Wiele osób martwiło się, że kolejny uraz Derricka Rose’a może wpłynąć jakoś także na powrót Rondo, ale on sam temu zaprzeczył, mówiąc:

„Co ma się stać to się stanie. To nie jest przecież tak, że on się pospieszył, więc o to mi chodzi. Miał długą przerwę, a mimo to i tak doznał urazu. Taka jest gra. Nieszczęścia są jej częścią. Mogę wrócić wcześniej i może stać mi się to samo. On wrócił później i przytrafiło się to akurat jemu. To było po prostu nieszczęśliwe. Tak to już po prostu jest.”

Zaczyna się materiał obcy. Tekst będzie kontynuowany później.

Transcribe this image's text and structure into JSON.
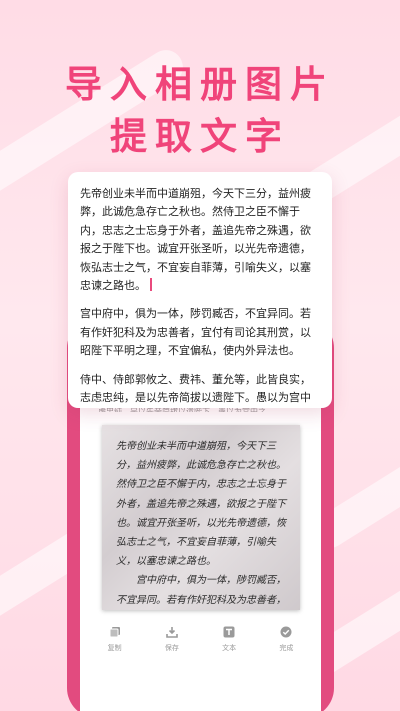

Możemy więc być spokojni, że kontuzja Rose’a nie opóźni w żaden sposób Rondo, który wróci po prostu wtedy, gdy będzie czuł się w stu procentach pewny i jest to najrozsądniejsze wyjście z możliwych. Gołym okiem widać jednak, że w ostatnich tygodniach 27-latek czyni znaczne progresy i z każdym dniem jest coraz bliżej. Ostatnio mówiło się o tym, że Rondo mógłby najwcześniej wrócić w połowie grudnia, choć jest to wersja najoptymistyczniejsza, ale o wiele bardziej prawdopodobne jest, że RR wróci kilka tygodni po tym, gdy znów zacznie normalnie trenować z drużyną. A do tego zbliżamy się już wielkimi krokami, więc połowa grudnia wcale nie jest wariantem niemożliwym.